Here's where I see it from the edge AI and IoT side: the cost of intelligence is collapsing, but the cost of deploying intelligence into the physical world is not collapsing nearly as fast. Running an AI agent that replaces a financial advisor costs pennies. Running an AI system that replaces a warehouse worker requires robots, sensors, edge compute hardware, industrial connectivity, power infrastructure, and maintenance teams. The capex curve for physical AI is steep, and it's governed by atoms, not bits.

The services deflation you describe (8-12% annualized) is credible because services are information-heavy and distribution is digital. But the sectors where most household spending actually goes -- housing, healthcare delivery, food, energy, transportation -- are physical. They require infrastructure buildouts that take years, not months. The robot that folds laundry needs connectivity that works in every room. The autonomous delivery vehicle needs edge inference and real-time mapping infrastructure. The AI-optimized energy grid needs millions of IoT sensors deployed and maintained.

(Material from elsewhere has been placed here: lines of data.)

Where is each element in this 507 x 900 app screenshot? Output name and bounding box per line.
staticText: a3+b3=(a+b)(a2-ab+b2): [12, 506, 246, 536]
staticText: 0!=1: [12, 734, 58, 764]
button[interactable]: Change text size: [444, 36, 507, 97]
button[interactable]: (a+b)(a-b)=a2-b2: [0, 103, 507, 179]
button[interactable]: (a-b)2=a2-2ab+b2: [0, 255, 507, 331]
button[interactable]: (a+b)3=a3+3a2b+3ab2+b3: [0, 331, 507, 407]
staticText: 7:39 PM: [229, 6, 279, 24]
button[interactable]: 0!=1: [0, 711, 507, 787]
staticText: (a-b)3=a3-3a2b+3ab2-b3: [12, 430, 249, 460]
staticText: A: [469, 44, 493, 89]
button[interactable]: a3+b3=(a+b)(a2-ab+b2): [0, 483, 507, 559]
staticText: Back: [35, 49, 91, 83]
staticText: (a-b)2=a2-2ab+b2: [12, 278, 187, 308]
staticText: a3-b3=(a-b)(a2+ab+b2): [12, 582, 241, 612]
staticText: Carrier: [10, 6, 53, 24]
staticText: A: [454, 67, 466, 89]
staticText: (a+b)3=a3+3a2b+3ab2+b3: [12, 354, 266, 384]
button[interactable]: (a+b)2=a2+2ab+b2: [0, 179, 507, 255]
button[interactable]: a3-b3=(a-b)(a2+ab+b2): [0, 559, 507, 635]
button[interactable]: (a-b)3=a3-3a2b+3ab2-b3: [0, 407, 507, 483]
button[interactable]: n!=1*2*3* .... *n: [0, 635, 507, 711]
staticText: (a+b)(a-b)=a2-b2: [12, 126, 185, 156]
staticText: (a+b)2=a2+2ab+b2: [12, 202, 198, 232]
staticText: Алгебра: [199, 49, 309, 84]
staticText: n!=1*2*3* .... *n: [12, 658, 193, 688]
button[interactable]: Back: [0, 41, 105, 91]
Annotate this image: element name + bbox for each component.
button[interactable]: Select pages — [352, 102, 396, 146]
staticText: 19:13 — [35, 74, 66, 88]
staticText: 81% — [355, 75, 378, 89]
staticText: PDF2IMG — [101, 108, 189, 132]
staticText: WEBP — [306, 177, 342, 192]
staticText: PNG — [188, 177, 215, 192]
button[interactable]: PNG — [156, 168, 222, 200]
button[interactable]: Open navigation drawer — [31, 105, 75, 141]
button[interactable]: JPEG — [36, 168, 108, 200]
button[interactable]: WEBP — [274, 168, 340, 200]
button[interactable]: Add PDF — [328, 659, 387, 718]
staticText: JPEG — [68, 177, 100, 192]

Azeem Azhar's comment about Engels' pause is the right historical frame. I'd add that the length of the pause is directly proportional to how fast we can build the physical infrastructure layer -- the connectivity, the edge compute, the sensor networks -- that translates digital intelligence into real-world deflation. The digital abundance boom could arrive by 2028. The physical abundance boom depends on infrastructure deployment timelines that are measured in decades, not quarters.

The investable insight: the bottleneck isn't intelligence anymore. It's the physical infrastructure to deliver that intelligence where it matters -- factory floors, hospital rooms, farm fields, distribution centers. The companies building that connective tissue between digital AI and physical deployment will capture an enormous share of the value in the abundance transition.